Monday, June 02, 2008

Easy Come Easy Go?

Easy come, easy go - a phrase most of us have heard all our lives, and there are a number of situations where I suppose it might apply, but when it comes to hiring and retaining talent these days, it is not something most companies want and certainly don't want to encourage.

Yet, if you look at the numbers from any number of sources, including ExecuNet's, the time that employees remain at the same company keeps dropping. Last year in our Executive Job Market Intelligence Report respondents reported they were with their last company an average of 3.4 years. This year's survey dropped to 3.2, and when we asked about industry, this year they said it was 4.2 and that is down from 5.0 in 2005.

The point being that when you come across companies that are doing really innovative stuff that goes well beyond the lip service paid by all too many organizations, it gets your attention for sure.

Bill Taylor is probably a name that is known to many readers, especially if you are a fan of FastCompany. He was a co-founder of the magazine along with Alan Webber. Bill is also the author of a business must read called Mavericks at Work. Taylor also blogs for Harvard Business Publishing.

In a recent post, he waxes ecstatic (as well he should have) over what he found when he went to visit the online shoe superpower Zappos. I am not going to spoil the article for you by parroting back all of the neat stuff they do there, besides, Taylor says it far better than I could anyway.
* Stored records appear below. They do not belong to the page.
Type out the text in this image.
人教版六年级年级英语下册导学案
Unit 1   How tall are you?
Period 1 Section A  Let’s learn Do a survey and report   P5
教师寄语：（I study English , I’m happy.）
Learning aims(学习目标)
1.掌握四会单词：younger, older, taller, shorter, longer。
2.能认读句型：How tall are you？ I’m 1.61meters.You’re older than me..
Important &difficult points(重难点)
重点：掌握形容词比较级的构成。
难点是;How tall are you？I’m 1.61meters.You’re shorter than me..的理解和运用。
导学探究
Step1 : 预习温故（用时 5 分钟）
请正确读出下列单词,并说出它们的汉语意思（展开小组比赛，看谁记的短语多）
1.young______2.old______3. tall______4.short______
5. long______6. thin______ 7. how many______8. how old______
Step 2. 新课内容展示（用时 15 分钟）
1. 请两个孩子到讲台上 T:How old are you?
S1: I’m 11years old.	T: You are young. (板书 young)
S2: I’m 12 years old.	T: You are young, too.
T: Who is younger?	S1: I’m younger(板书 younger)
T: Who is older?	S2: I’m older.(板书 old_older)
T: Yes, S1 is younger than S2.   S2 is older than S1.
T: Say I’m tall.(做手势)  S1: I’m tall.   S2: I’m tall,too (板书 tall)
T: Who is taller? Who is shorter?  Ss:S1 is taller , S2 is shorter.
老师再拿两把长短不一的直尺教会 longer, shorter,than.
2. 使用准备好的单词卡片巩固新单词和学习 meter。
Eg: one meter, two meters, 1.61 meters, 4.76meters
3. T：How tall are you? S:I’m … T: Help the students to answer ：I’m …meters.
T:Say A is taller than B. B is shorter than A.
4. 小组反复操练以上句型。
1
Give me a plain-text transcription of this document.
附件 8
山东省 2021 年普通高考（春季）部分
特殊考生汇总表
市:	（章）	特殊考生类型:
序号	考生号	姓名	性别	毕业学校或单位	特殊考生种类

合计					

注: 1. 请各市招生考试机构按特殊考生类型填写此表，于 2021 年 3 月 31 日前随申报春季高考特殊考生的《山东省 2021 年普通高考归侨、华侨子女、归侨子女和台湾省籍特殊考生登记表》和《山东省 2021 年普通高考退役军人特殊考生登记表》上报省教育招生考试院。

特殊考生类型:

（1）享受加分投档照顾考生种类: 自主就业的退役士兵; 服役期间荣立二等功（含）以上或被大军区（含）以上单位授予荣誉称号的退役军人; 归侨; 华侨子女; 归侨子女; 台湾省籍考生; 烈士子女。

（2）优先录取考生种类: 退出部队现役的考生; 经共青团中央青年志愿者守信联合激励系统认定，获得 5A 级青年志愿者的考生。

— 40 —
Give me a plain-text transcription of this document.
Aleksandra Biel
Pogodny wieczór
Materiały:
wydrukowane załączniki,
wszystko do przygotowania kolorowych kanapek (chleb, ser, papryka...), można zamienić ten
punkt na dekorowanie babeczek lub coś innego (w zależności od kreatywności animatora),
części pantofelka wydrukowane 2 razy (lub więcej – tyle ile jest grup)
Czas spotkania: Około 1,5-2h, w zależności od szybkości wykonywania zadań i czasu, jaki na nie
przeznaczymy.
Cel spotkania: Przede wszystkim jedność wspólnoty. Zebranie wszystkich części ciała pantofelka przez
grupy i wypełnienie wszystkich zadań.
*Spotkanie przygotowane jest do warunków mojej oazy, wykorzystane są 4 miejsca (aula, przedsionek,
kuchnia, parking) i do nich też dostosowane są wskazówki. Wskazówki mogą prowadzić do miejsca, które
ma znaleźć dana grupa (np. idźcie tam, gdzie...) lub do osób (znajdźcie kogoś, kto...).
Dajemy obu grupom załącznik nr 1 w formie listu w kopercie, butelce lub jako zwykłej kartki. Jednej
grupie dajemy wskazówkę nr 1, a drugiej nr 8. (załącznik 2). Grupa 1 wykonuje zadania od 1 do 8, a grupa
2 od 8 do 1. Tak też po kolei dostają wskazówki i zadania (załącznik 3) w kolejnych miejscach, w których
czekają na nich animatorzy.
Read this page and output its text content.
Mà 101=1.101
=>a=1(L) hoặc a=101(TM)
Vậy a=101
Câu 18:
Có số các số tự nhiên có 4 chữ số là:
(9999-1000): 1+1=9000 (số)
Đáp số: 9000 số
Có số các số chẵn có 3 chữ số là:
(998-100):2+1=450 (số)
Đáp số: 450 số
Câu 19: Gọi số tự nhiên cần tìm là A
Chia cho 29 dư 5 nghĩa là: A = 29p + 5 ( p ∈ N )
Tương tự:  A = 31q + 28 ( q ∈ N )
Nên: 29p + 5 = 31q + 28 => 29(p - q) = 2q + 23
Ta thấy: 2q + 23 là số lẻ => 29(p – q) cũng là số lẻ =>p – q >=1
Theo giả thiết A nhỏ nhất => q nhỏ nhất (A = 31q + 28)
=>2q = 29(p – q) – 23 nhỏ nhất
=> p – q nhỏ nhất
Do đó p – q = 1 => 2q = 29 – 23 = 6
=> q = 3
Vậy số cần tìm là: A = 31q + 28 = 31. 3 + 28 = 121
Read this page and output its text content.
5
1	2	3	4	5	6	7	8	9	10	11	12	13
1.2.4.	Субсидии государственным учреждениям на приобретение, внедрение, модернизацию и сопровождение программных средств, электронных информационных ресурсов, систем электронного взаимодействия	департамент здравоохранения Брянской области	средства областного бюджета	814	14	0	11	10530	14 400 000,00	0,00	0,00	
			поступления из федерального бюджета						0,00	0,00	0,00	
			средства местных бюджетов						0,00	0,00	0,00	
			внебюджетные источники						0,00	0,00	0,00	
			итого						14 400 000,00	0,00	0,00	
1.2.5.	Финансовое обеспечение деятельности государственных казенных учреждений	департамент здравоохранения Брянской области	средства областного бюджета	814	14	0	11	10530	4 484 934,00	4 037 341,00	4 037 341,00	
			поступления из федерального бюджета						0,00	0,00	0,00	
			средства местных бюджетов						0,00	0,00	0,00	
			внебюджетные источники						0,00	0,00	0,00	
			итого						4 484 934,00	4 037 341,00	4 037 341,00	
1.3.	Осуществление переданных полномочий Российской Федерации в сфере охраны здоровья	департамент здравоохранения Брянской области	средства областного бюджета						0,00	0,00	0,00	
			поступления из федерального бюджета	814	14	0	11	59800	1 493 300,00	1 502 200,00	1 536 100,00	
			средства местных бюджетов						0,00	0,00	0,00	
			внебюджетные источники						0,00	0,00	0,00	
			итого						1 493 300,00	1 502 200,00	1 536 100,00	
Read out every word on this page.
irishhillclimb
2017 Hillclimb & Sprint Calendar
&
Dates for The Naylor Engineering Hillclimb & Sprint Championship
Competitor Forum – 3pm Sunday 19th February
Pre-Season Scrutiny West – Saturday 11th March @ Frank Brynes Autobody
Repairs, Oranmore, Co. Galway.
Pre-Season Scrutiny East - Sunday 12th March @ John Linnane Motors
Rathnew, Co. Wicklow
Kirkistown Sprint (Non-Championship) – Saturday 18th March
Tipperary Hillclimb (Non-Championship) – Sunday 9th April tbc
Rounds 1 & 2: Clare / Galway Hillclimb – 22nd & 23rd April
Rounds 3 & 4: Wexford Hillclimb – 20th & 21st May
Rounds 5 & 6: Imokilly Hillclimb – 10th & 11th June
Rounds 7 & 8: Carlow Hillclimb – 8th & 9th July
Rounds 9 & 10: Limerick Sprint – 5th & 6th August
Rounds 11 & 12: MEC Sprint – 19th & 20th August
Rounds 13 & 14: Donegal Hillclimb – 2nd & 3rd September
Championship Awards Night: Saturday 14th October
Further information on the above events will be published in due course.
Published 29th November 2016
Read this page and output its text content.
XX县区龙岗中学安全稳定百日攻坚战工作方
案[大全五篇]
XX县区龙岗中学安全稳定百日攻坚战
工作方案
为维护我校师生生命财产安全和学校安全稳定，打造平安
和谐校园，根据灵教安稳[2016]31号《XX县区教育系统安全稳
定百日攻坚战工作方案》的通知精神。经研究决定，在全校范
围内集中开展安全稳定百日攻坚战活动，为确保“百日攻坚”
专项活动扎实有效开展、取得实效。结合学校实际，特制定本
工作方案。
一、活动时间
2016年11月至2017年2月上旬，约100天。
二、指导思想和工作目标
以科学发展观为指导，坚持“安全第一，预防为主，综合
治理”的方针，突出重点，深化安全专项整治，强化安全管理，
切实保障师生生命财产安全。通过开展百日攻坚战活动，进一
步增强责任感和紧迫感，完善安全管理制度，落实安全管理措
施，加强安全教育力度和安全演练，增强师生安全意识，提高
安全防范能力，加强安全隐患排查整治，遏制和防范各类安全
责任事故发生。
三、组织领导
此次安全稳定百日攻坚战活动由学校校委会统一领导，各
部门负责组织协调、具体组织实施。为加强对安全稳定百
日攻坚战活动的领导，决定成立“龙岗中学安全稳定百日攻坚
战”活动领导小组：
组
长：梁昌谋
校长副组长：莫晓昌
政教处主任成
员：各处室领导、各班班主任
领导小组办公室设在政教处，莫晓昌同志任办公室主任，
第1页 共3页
I will, however, share one tid bit that will give you some idea of the degree to which the company works to make sure that those they hire really want to stay and are as customer service obsessive as the company culture dictates.

The company like many others has an extensive training program for new employees, but about a week into theirs, Zappos offers any new employee $1,000 if they wish to leave the program. Some do, but the company feels that by offering this sort of "bribe" it helps them to retain those who really do "get it." Cool move.

This practice also, I think, does something else. It helps to deliver the message that they want their employees to really feel they are not just a part of the enterprise, but a really important part, and while obviously loyalty to any organization is an accumulation of many factors, including old standbys like compensation and benefits, but step #1 is people need to feel valued.